Two experiences in recent weeks have made me think not only about the quantity of food produced in Barbados, but also about the quality of the food we consume.

This line of thinking was inspired by the documentary movie “Food Inc.” and the completion of a book I’ve been reading since summer – “In Defence of Food: An Eater’s Manifesto”. In Food Inc. the filmmaker presents a startling insight into the American food industry that uncovers its many shortcomings in a way not seen since Upton Sinclair’s muckraking masterpiece of a novel – “The Jungle”.

Much like how The Jungle exposed the corruption, unsanitary, and unsafe conditions associated with the meatpacking industry, Food Inc. highlights how control of the American food industry was systematically removed from farmers to become almost completely integrated into the corporate structure. With corporate bottom lines and the generation of dirt cheap food to feed burgeoning appetites taking over the industry, as well as the prevalence of subsidised corn, and its by-product high fructose corn syrup, the food industry has once again become guilty of churning out mass-produced, unhealthy, and in many cases, unsafe food.
Why is the American food industry important to us here in Barbados? Well, as author Michael Pollan, who narrates segments of Food Inc., and points out over the course of “In Defence of Food”, the Western Diet is becoming more and more prevalent around the world, as people seek out the convenience and low-cost associated with how Americans eat. However, this diet of fast, processed, low-quality food has become responsible for substantial weight-gain, and a disturbing increase in lifestyle diseases among Americans; and it is spreading to the detriment of the rest of the world as traditional diets disappear.

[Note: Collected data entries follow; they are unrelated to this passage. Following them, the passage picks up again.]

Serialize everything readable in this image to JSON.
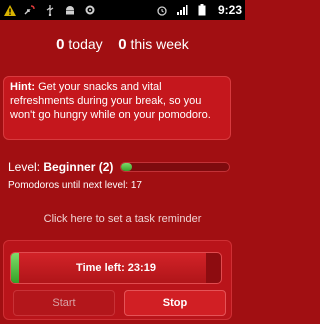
{
  "statusbar": {
    "icons": [
      "warning-icon",
      "phone-missed-icon",
      "usb-icon",
      "android-icon",
      "settings-icon",
      "alarm-icon",
      "signal-icon",
      "battery-icon"
    ],
    "time": "9:23"
  },
  "counts": {
    "today_value": "0",
    "today_label": "today",
    "week_value": "0",
    "week_label": "this week"
  },
  "hint": {
    "label": "Hint:",
    "text": "Get your snacks and vital refreshments during your break, so you won't go hungry while on your pomodoro."
  },
  "level": {
    "label": "Level:",
    "value": "Beginner (2)",
    "progress": 0.1,
    "until_next": "Pomodoros until next level: 17"
  },
  "reminder": {
    "text": "Click here to set a task reminder"
  },
  "timer": {
    "label": "Time left: 23:19",
    "remaining_fraction": 0.93
  },
  "buttons": {
    "start": "Start",
    "stop": "Stop"
  },
  "colors": {
    "background": "#a10f12",
    "accent_green": "#4cb83a"
  }
}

For Barbados, a substantial segment of our food imports come from developed countries and bear the mark of products processed there; products conceptualised by food scientists in labs, engineered to provide certain nutrients, which also requires high levels of preservatives, almost always bearing the high-calorie high fructose corn syrup, and which cannot really be considered “food”. With the industrialised nature of food production being imposed upon us due to the prevalence of convenience foods in our supermarkets and at bulk stores, it means that Bajans are eating food of unknown quality, but purchased because of the pressures of higher cost of living, expanding tastes, and lack of options.

Concerns
Even though agriculture was one of the only productive sectors that saw some of expansion in the last quarter, this new information raises some concerns about the amount of food being produced locally. In terms of quality, I would hope that the cattle reared in Barbados are actually allowed to graze and have a diet of grass and not corn, which then requires the consumption of vast amounts of antibiotics and has become the norm in industrial beef production. I also hope that our chickens get to see the sun and move around, and are not just confined to dark pens being forced fed steroids to make them grow as quickly as possible to meet demand.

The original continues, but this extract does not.